Perhatian dunia tertuju ke wilayah tersebut, yang akhirnya PBB mengeluarkan Resolusi melarang terbang di atas udara Darfur. Akibat konflik ini, tidak kurang dari 500 NGO atau INGO yang terjun ke wilayah itu untuk turut memberikan bantuan kemanusiaan baik di bidang medis maupun pangan. Darfur tiba-tiba menjadi pusat perhatian para INGO dan NGO di dunia mulai dari negara-negara Barat, Arab sampai Asia bahkan hampir semua negara termasuk negara-negara Afrika memiliki NGO yang turut serta memberikan bantuan pangan dan teknis serta pangan di lapangan untuk mengurangi beban rakyat Darfur.
Konflik yang terjadi bukan karena etnis agama, bukan juga karena ras suku, akan tetapi semata-mata karena konflik perebutan lahan pertanian yang kemudian berkembang menjadi konflik komunal yang menuntut pemerintah untuk memperlakukan rakyat Darfur sama dengan rakyat Sudan lainnya yang hidup di wilayah lainnya di Sudan. Gerakan pemberontakan pun bermunculan dengan berbagai nama dan latarbelakang sehingga sulit mengetahui jumlahnya. Bahkan PBB sendiri sulit mendeteksi nama-nama pemberontak dan pimpinannya sama seperti kondisi Suriah dan Irak saat ini dimana bermunculan sejumlah faksi yang sulit dideteksi kemana mereka berafiliasi dan kepada siapa dia berjuang.

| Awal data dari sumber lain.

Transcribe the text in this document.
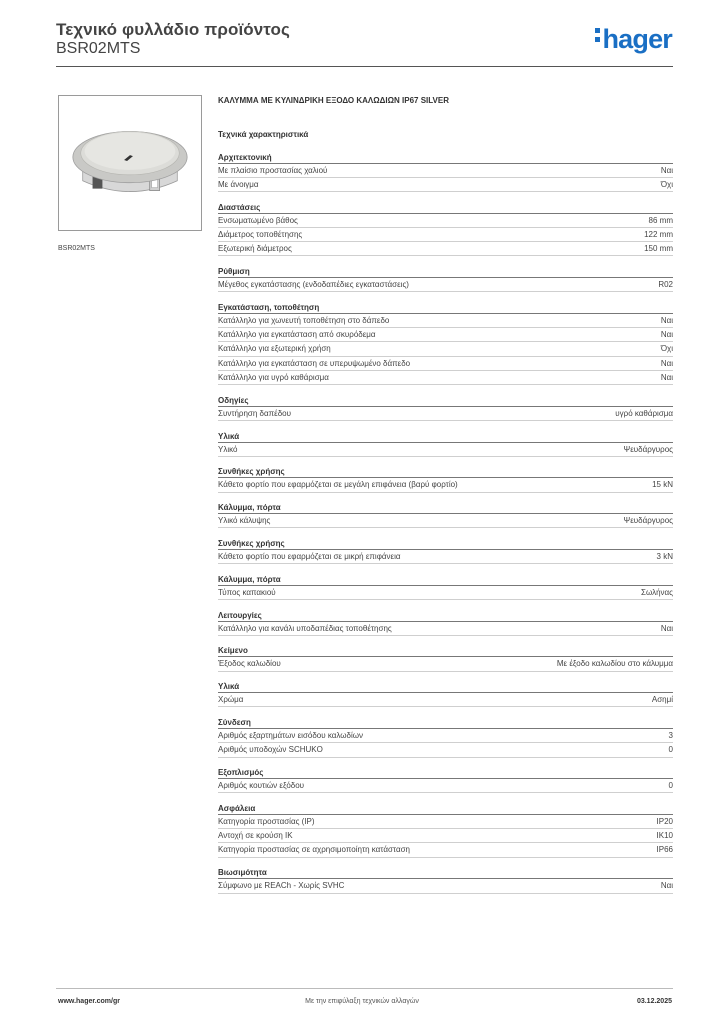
Τεχνικό φυλλάδιο προϊόντος
BSR02MTS	hager
BSR02MTS
ΚΑΛΥΜΜΑ ΜΕ ΚΥΛΙΝΔΡΙΚΗ ΕΞΟΔΟ ΚΑΛΩΔΙΩΝ IP67 SILVER
Τεχνικά χαρακτηριστικά
Αρχιτεκτονική
Με πλαίσιο προστασίας χαλιού	Ναι
Με άνοιγμα	Όχι
Διαστάσεις
Ενσωματωμένο βάθος	86 mm
Διάμετρος τοποθέτησης	122 mm
Εξωτερική διάμετρος	150 mm
Ρύθμιση
Μέγεθος εγκατάστασης (ενδοδαπέδιες εγκαταστάσεις)	R02
Εγκατάσταση, τοποθέτηση
Κατάλληλο για χωνευτή τοποθέτηση στο δάπεδο	Ναι
Κατάλληλο για εγκατάσταση από σκυρόδεμα	Ναι
Κατάλληλο για εξωτερική χρήση	Όχι
Κατάλληλο για εγκατάσταση σε υπερυψωμένο δάπεδο	Ναι
Κατάλληλο για υγρό καθάρισμα	Ναι
Οδηγίες
Συντήρηση δαπέδου	υγρό καθάρισμα
Υλικά
Υλικό	Ψευδάργυρος
Συνθήκες χρήσης
Κάθετο φορτίο που εφαρμόζεται σε μεγάλη επιφάνεια (βαρύ φορτίο)	15 kN
Κάλυμμα, πόρτα
Υλικό κάλυψης	Ψευδάργυρος
Συνθήκες χρήσης
Κάθετο φορτίο που εφαρμόζεται σε μικρή επιφάνεια	3 kN
Κάλυμμα, πόρτα
Τύπος καπακιού	Σωλήνας
Λειτουργίες
Κατάλληλο για κανάλι υποδαπέδιας τοποθέτησης	Ναι
Κείμενο
Έξοδος καλωδίου	Με έξοδο καλωδίου στο κάλυμμα
Υλικά
Χρώμα	Ασημί
Σύνδεση
Αριθμός εξαρτημάτων εισόδου καλωδίων	3
Αριθμός υποδοχών SCHUKO	0
Εξοπλισμός
Αριθμός κουτιών εξόδου	0
Ασφάλεια
Κατηγορία προστασίας (IP)	IP20
Αντοχή σε κρούση IK	IK10
Κατηγορία προστασίας σε αχρησιμοποίητη κατάσταση	IP66
Βιωσιμότητα
Σύμφωνο με REACh - Χωρίς SVHC	Ναι
www.hager.com/gr	Με την επιφύλαξη τεχνικών αλλαγών	03.12.2025
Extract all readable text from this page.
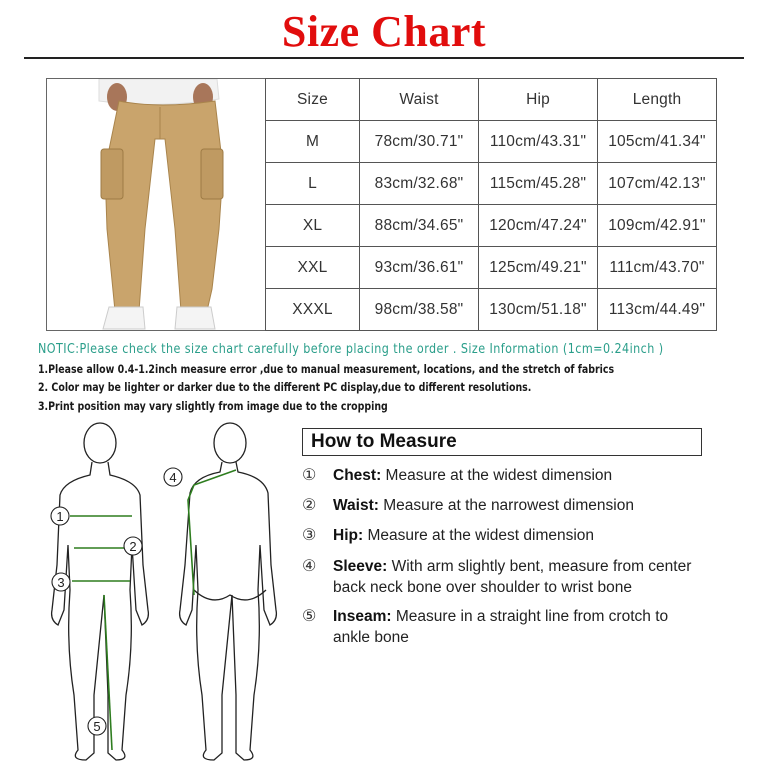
Size Chart
Size	Waist	Hip	Length
M	78cm/30.71"	110cm/43.31"	105cm/41.34"
L	83cm/32.68"	115cm/45.28"	107cm/42.13"
XL	88cm/34.65"	120cm/47.24"	109cm/42.91"
XXL	93cm/36.61"	125cm/49.21"	111cm/43.70"
XXXL	98cm/38.58"	130cm/51.18"	113cm/44.49"
NOTIC:Please check the size chart carefully before placing the order . Size Information (1cm=0.24inch )
1.Please allow 0.4-1.2inch measure error ,due to manual measurement, locations, and the stretch of fabrics
2. Color may be lighter or darker due to the different PC display,due to different resolutions.
3.Print position may vary slightly from image due to the cropping
1
2
3
4
5
How to Measure
① Chest: Measure at the widest dimension
② Waist: Measure at the narrowest dimension
③ Hip: Measure at the widest dimension
④ Sleeve: With arm slightly bent, measure from center back neck bone over shoulder to wrist bone
⑤ Inseam: Measure in a straight line from crotch to ankle bone
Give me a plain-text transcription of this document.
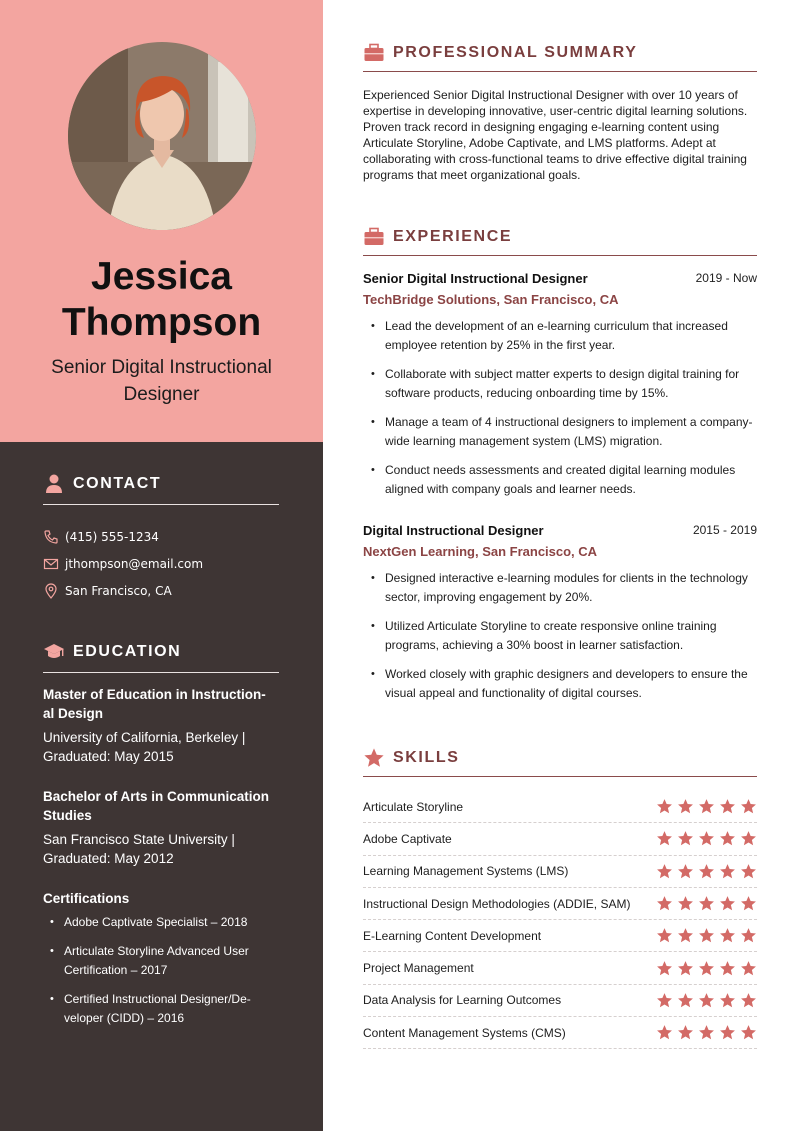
Jessica
Thompson
Senior Digital Instructional Designer
CONTACT
(415) 555-1234
jthompson@email.com
San Francisco, CA
EDUCATION
Master of Education in Instruction-
al Design
University of California, Berkeley |
Graduated: May 2015
Bachelor of Arts in Communication
Studies
San Francisco State University |
Graduated: May 2012
Certifications
• Adobe Captivate Specialist – 2018
• Articulate Storyline Advanced User Certification – 2017
• Certified Instructional Designer/De-veloper (CIDD) – 2016
PROFESSIONAL SUMMARY
Experienced Senior Digital Instructional Designer with over 10 years of expertise in developing innovative, user-centric digital learning solutions. Proven track record in designing engaging e-learning content using Articulate Storyline, Adobe Captivate, and LMS platforms. Adept at collaborating with cross-functional teams to drive effective digital training programs that meet organizational goals.
EXPERIENCE
Senior Digital Instructional Designer	2019 - Now
TechBridge Solutions, San Francisco, CA
• Lead the development of an e-learning curriculum that increased employee retention by 25% in the first year.
• Collaborate with subject matter experts to design digital training for software products, reducing onboarding time by 15%.
• Manage a team of 4 instructional designers to implement a company-wide learning management system (LMS) migration.
• Conduct needs assessments and created digital learning modules aligned with company goals and learner needs.
Digital Instructional Designer	2015 - 2019
NextGen Learning, San Francisco, CA
• Designed interactive e-learning modules for clients in the technology sector, improving engagement by 20%.
• Utilized Articulate Storyline to create responsive online training programs, achieving a 30% boost in learner satisfaction.
• Worked closely with graphic designers and developers to ensure the visual appeal and functionality of digital courses.
SKILLS
Articulate Storyline
Adobe Captivate
Learning Management Systems (LMS)
Instructional Design Methodologies (ADDIE, SAM)
E-Learning Content Development
Project Management
Data Analysis for Learning Outcomes
Content Management Systems (CMS)
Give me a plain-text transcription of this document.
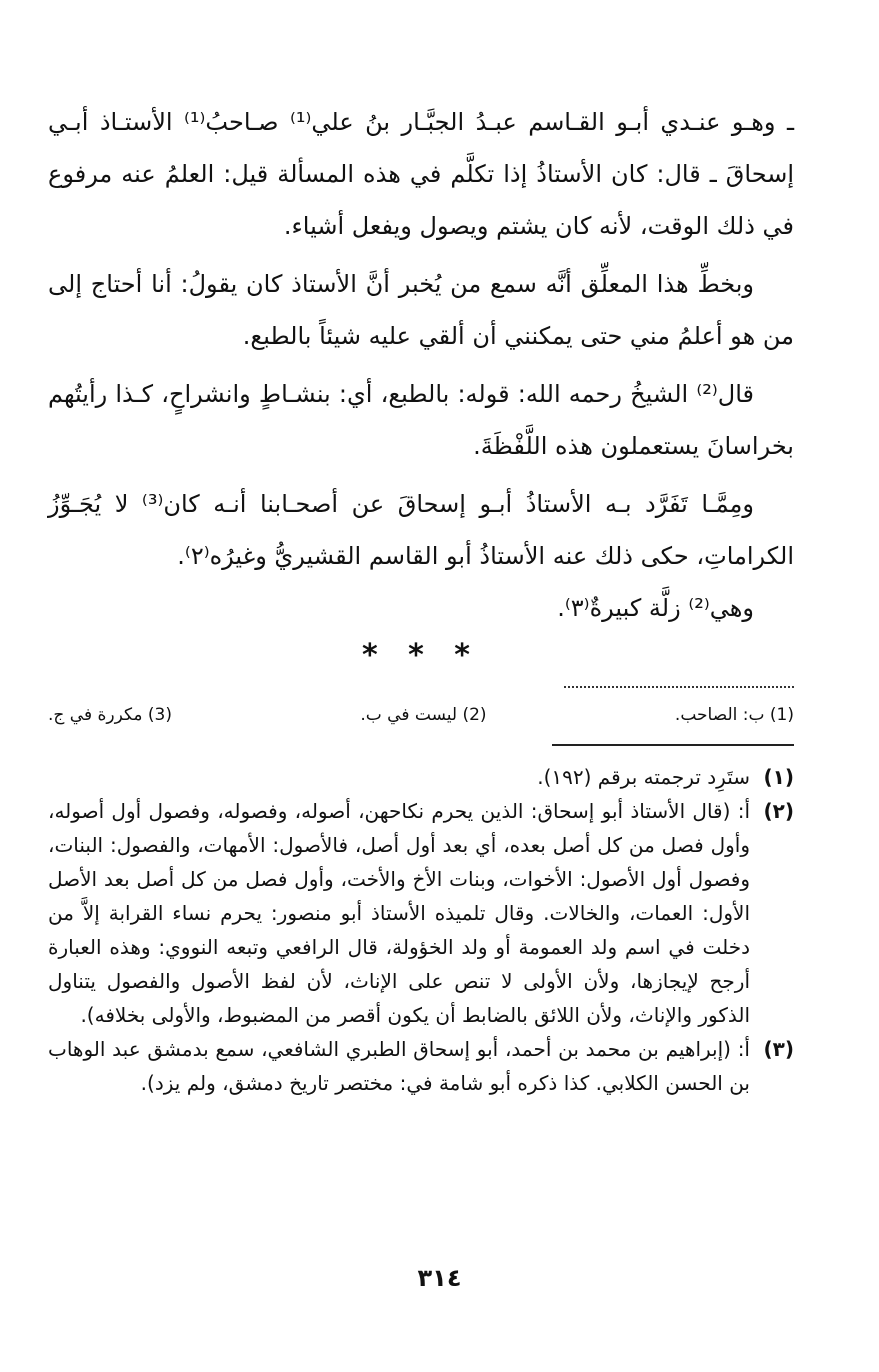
ـ وهـو عنـدي أبـو القـاسم عبـدُ الجبَّـار بنُ علي⁽¹⁾ صـاحبُ⁽¹⁾ الأستـاذ أبـي إسحاقَ ـ قال: كان الأستاذُ إذا تكلَّم في هذه المسألة قيل: العلمُ عنه مرفوع في ذلك الوقت، لأنه كان يشتم ويصول ويفعل أشياء.

وبخطِّ هذا المعلِّق أنَّه سمع من يُخبر أنَّ الأستاذ كان يقولُ: أنا أحتاج إلى من هو أعلمُ مني حتى يمكنني أن ألقي عليه شيئاً بالطبع.

قال⁽²⁾ الشيخُ رحمه الله: قوله: بالطبع، أي: بنشـاطٍ وانشراحٍ، كـذا رأيتُهم بخراسانَ يستعملون هذه اللَّفْظَةَ.

ومِمَّـا تَفَرَّد بـه الأستاذُ أبـو إسحاقَ عن أصحـابنا أنـه كان⁽³⁾ لا يُجَـوِّزُ الكراماتِ، حكى ذلك عنه الأستاذُ أبو القاسم القشيريُّ وغيرُه⁽٢⁾.

وهي⁽²⁾ زلَّة كبيرةٌ⁽٣⁾.

* * *
(1) ب: الصاحب.
(2) ليست في ب.
(3) مكررة في ج.
(١)
ستَرِد ترجمته برقم (١٩٢).
(٢)
أ: (قال الأستاذ أبو إسحاق: الذين يحرم نكاحهن، أصوله، وفصوله، وفصول أول أصوله، وأول فصل من كل أصل بعده، أي بعد أول أصل، فالأصول: الأمهات، والفصول: البنات، وفصول أول الأصول: الأخوات، وبنات الأخ والأخت، وأول فصل من كل أصل بعد الأصل الأول: العمات، والخالات. وقال تلميذه الأستاذ أبو منصور: يحرم نساء القرابة إلاَّ من دخلت في اسم ولد العمومة أو ولد الخؤولة، قال الرافعي وتبعه النووي: وهذه العبارة أرجح لإيجازها، ولأن الأولى لا تنص على الإناث، لأن لفظ الأصول والفصول يتناول الذكور والإناث، ولأن اللائق بالضابط أن يكون أقصر من المضبوط، والأولى بخلافه).
(٣)
أ: (إبراهيم بن محمد بن أحمد، أبو إسحاق الطبري الشافعي، سمع بدمشق عبد الوهاب بن الحسن الكلابي. كذا ذكره أبو شامة في: مختصر تاريخ دمشق، ولم يزد).
٣١٤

Dari 500 lebih INGO dan NGO yang beroperasi di Darfur, ada yang masuk secara legal atau resmi ada juga yang masuk secara ilegal. Mereka yang masuk secara ilegal umumnya melalui negara-negara tetangga atau bekerjasama dengan INGO atau NGO yang ada di negara tetangga Sudan. Pola kerjanya umumnya membawa agenda-agenda tersendiri dan jenis bantuannya pun tidak murni ditujukan kepada korban perang akan tetapi sengaja di lempar ke sarang-sarang pemberontak yang kemudian menjadi logistik kelompok-kelompok pengacau atau pemberontak. Bahkan sering kali mengirim alat-alat persenjataan yang dikemas bersama dengan pangan yang tujuanya memperkeruh situasi. Sementara INGO atau NGO yang masuk secara legal umumnya bekerja secara profesional karena dikoordinir oleh otoritas yang telah ditunjuk oleh pemerintah yang resmi untuk mendistribusikan bantuan-bantuan kemanusiaan sesuai sasaran yang dituju.
Indonesia sendiri tidak pernah mengirim bantuan ke Darfur melalui NGO atau INGO yang resmi di Indonesia karena pemerintah Indonesia menyadari bahwa mengirim bantuan ke wilayah yang sedang konflik rawan masalah, karena bisa saja bantuan tersebut jatuh ke tangan mereka yang melawan pemerintah dan dapat berujung fitnah kepada pemerintah dan rakyat Indonesia. Indonesia pernah memberikan bantuan tetapi murni melalui pemerintah secara sah dan penyalurannya pun sesuai sasaran sehingga memberikan dampak yang sangat positif bagi rakyat dan pemerintah Indonesia. Berbeda dengan apa yang dilakukan oleh sebagian INGO yang tidak mengikuti prosedur dalam memberikan bantuan kepada warga Darfur dengan melalui pihak ketiga di negara tetangga yang akhirnya diusir dan dikomplain oleh pemerintah sebagai INGO yang justru memperuncing masalah di Darfur.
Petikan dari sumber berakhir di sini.